FIG. 10 is an explanatory diagram showing a state of rolling processing by the rolling device in the first embodiment.

FIG. 11 is a perspective view showing a state of rolling processing by the rolling apparatus in the second embodiment.

FIG. 12 is a perspective view showing a step of cutting a metal hollow structure according to a second embodiment.

FIG. 13 is a perspective view of a metal material in a conventional method for manufacturing a hollow metal structure.

FIG. 14 is a perspective view showing a punched state in a conventional example.

FIG. 15 is a perspective view showing a joined state of a metal hollow structure in a conventional example.

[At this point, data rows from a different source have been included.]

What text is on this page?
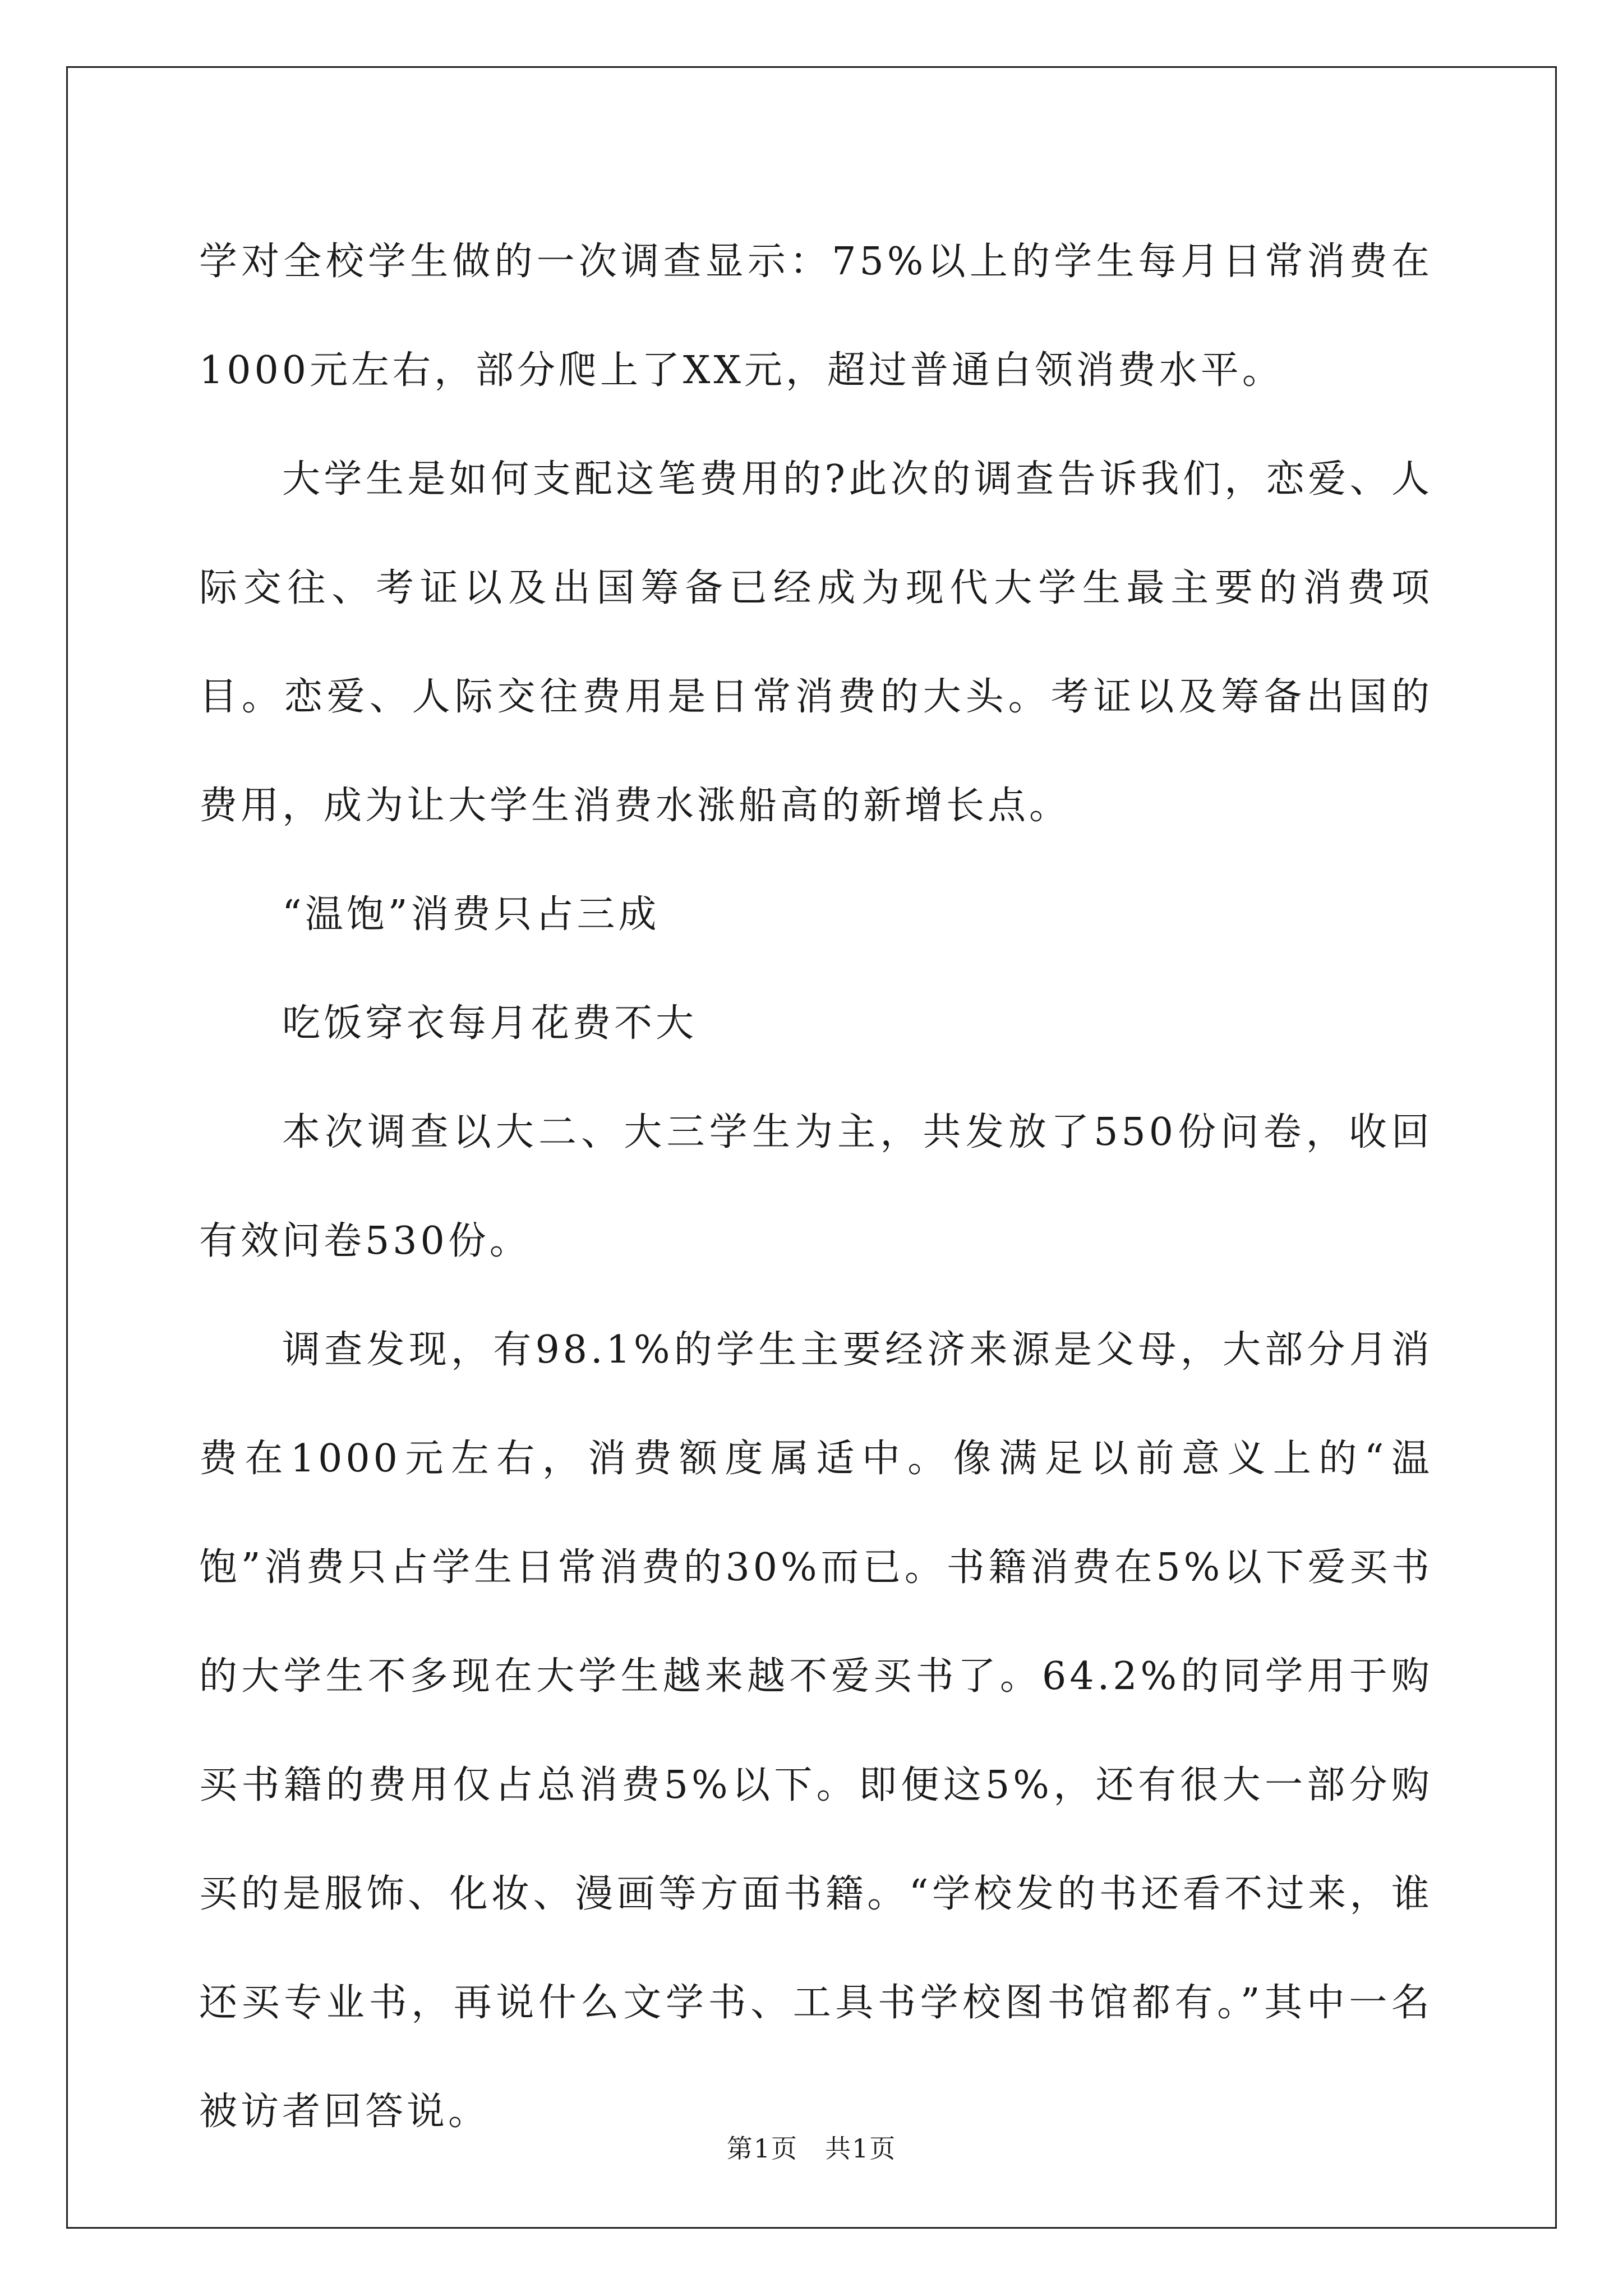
学对全校学生做的一次调查显示：75%以上的学生每月日常消费在1000元左右，部分爬上了XX元，超过普通白领消费水平。

大学生是如何支配这笔费用的?此次的调查告诉我们，恋爱、人际交往、考证以及出国筹备已经成为现代大学生最主要的消费项目。恋爱、人际交往费用是日常消费的大头。考证以及筹备出国的费用，成为让大学生消费水涨船高的新增长点。

“温饱”消费只占三成

吃饭穿衣每月花费不大

本次调查以大二、大三学生为主，共发放了550份问卷，收回有效问卷530份。

调查发现，有98.1%的学生主要经济来源是父母，大部分月消费在1000元左右，消费额度属适中。像满足以前意义上的“温饱”消费只占学生日常消费的30%而已。书籍消费在5%以下爱买书的大学生不多现在大学生越来越不爱买书了。64.2%的同学用于购买书籍的费用仅占总消费5%以下。即便这5%，还有很大一部分购买的是服饰、化妆、漫画等方面书籍。“学校发的书还看不过来，谁还买专业书，再说什么文学书、工具书学校图书馆都有。”其中一名被访者回答说。

第1页 共1页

FIG. 16 is a perspective view of a conventional metal hollow structure.

[Explanation of symbols]

 1. ． ． Metal hollow structure, 10. ． ． Mandrel hole, 11. ． ． Hollow body part, 110. ． ． Outer circumference of mandrel insertion portion, 12. ． ． Solid part, 2. ． ． Mandrel, 3. ． ． Rolling mill, 31. ． ． Upper roll, 32. ． ． Lower roll, 33. ． ． Side rolls,

Claims (1)

[Claims] 1. When manufacturing a metal hollow structure having a hollow body portion having an elongated hole provided along a length direction and a solid body portion provided on one of the hollow body portions, a metal material is used. On the other hand, a mandrel hole is formed halfway in the metal material by forging or drilling along its axial direction, and then a mandrel of approximately the same diameter as the hole to be obtained is inserted into the mandrel hole. Rolling, swaging or extruding around the outer periphery of
A method for manufacturing a metal hollow structure, which comprises performing an outer shape processing for forming a solid portion.